I also have a patch in the works to add a /proc entry to monitor vaps to allow us to see error frames, such as frames that failed their fcs, were too short, etc.
Well, that was a long post. It’s been a very productive week and next week is looking very interesting indeed.
September 8th, 2006
Spent some time today figuring out how to get low-level radio information from Atheros-based wireless cards. A madwifi device can be set to a pretty standard monitor mode, with a choice of several encapsulations. 802.11 is better than nothing, but doesn’t give the physical layer information I’m after. Radiotap and Prism monitoring headers are also supported, as well as output of the actual atheros descriptors used by the driver/HAL which contain HAL status information after each descriptor is processed by the hardware. The atheros descriptor format is something I’d like to look at later. With a choice of Prism or Radiotap, I’m going with Radiotap as it seems much saner.
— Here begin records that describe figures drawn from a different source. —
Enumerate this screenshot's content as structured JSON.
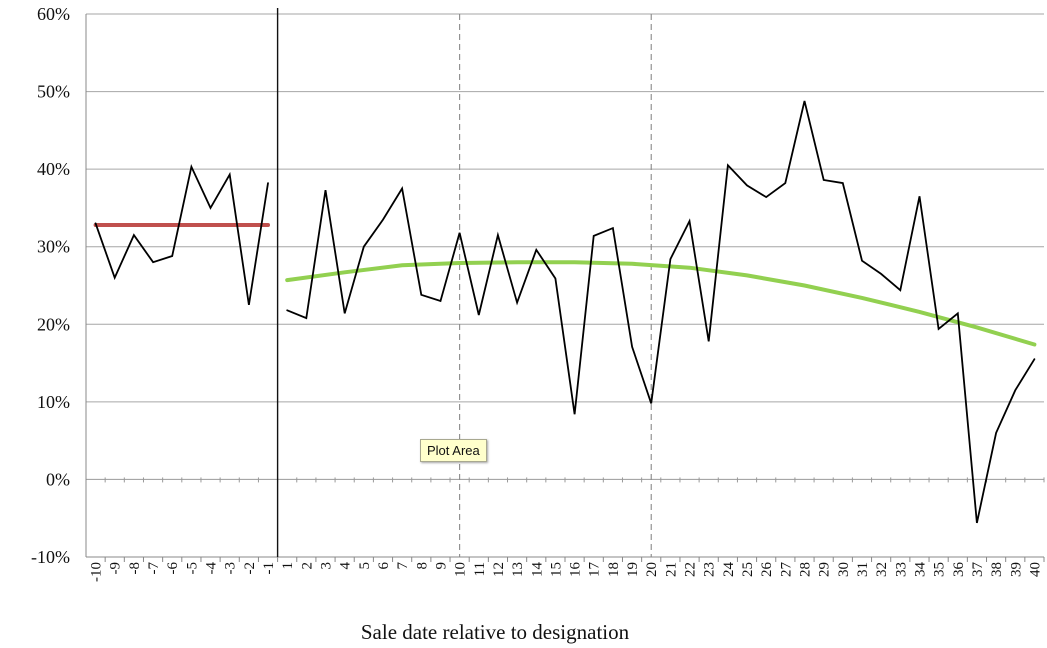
{
  "chart_data": {
    "type": "line",
    "xlabel": "Sale date relative to designation",
    "y_ticks": [
      "60%",
      "50%",
      "40%",
      "30%",
      "20%",
      "10%",
      "0%",
      "-10%"
    ],
    "ylim": [
      -10,
      60
    ],
    "x_categories": [
      "-10",
      "-9",
      "-8",
      "-7",
      "-6",
      "-5",
      "-4",
      "-3",
      "-2",
      "-1",
      "1",
      "2",
      "3",
      "4",
      "5",
      "6",
      "7",
      "8",
      "9",
      "10",
      "11",
      "12",
      "13",
      "14",
      "15",
      "16",
      "17",
      "18",
      "19",
      "20",
      "21",
      "22",
      "23",
      "24",
      "25",
      "26",
      "27",
      "28",
      "29",
      "30",
      "31",
      "32",
      "33",
      "34",
      "35",
      "36",
      "37",
      "38",
      "39",
      "40"
    ],
    "series": [
      {
        "color": "#000000",
        "before_x": [
          "-10",
          "-9",
          "-8",
          "-7",
          "-6",
          "-5",
          "-4",
          "-3",
          "-2",
          "-1"
        ],
        "before_values": [
          33,
          26,
          31.5,
          28,
          28.8,
          40.3,
          35,
          39.3,
          22.5,
          38.2
        ],
        "after_x": [
          "1",
          "2",
          "3",
          "4",
          "5",
          "6",
          "7",
          "8",
          "9",
          "10",
          "11",
          "12",
          "13",
          "14",
          "15",
          "16",
          "17",
          "18",
          "19",
          "20",
          "21",
          "22",
          "23",
          "24",
          "25",
          "26",
          "27",
          "28",
          "29",
          "30",
          "31",
          "32",
          "33",
          "34",
          "35",
          "36",
          "37",
          "38",
          "39",
          "40"
        ],
        "after_values": [
          21.8,
          20.8,
          37.3,
          21.4,
          30,
          33.5,
          37.5,
          23.8,
          23,
          31.8,
          21.2,
          31.5,
          22.8,
          29.6,
          25.9,
          8.4,
          31.4,
          32.4,
          17.1,
          9.8,
          28.4,
          33.3,
          17.8,
          40.5,
          37.9,
          36.4,
          38.2,
          48.8,
          38.6,
          38.2,
          28.2,
          26.5,
          24.4,
          36.5,
          19.4,
          21.4,
          -5.6,
          6,
          11.5,
          15.5
        ]
      },
      {
        "color": "#c0504d",
        "x": [
          "-10",
          "-1"
        ],
        "values": [
          32.8,
          32.8
        ]
      },
      {
        "color": "#92d050",
        "x": [
          "1",
          "4",
          "7",
          "10",
          "13",
          "16",
          "19",
          "22",
          "25",
          "28",
          "31",
          "34",
          "37",
          "40"
        ],
        "values": [
          25.7,
          26.7,
          27.6,
          27.9,
          28.0,
          28.0,
          27.8,
          27.3,
          26.3,
          25.0,
          23.4,
          21.6,
          19.6,
          17.4
        ]
      }
    ],
    "dividers": [
      {
        "between": [
          "-1",
          "1"
        ],
        "style": "solid"
      },
      {
        "at": "10",
        "style": "dashed"
      },
      {
        "at": "20",
        "style": "dashed"
      }
    ],
    "grid": "horizontal",
    "legend": "none"
  },
  "tooltip": "Plot Area"
}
Radiotap allows us to on a per-packet basis get RSSI (signal in db above noise floor), timing information (a 64-bit value in microseconds indicating when the first bit of the MPDU hit the MAC), rate, channel, and most importantly (for me at least) the 802.11 frame-check sequence which is usually stripped off the end of the frame before being passed up.
Unfortunately, it seems that pcap doesn’t know about the radiotap ARPHRD used by madwifi, which is fair enough I guess, as neither libc nor linux have defined an ARPHRD for radiotap yet. What this means is that tcpdump will fall back to linux SLL and you’ll end up with an unusable trace.
Enter libtrace. libtrace doesn’t have radiotap support yet, but after a bit of a chat with Perry I’ve got it recognising the ARPHRD madwifi uses and I can now open a trace on a live device and get the radiotap headers. Right now I’m just grabbing each frame and manually casting to a radiotap structure, but I plan on implementing proper radiotap support in libtrace over the next while, which should be interesting and allow us to do fun things like run tracedump over a radiotap trace.
So there’s a few things on my todo list now…
- Implement proper radiotap support in libtrace
- Add a /proc interface to madwifi monitor vaps to enable passing up frames that fail their FCS (and other error frames)
- Figure out exactly what does/doesn’t work when creating a monitor mode vap when there’s already a sta/ap/adhoc vap around
- Create libtrace packages for crcnet-bpc
- Grab some decent traces from CRCnet with radiotap headers enabled
- Analyse
That should keep me busy for a while at least… Hopefully this work will also help with things like the link-testing stuff that Ivan is up to at the moment.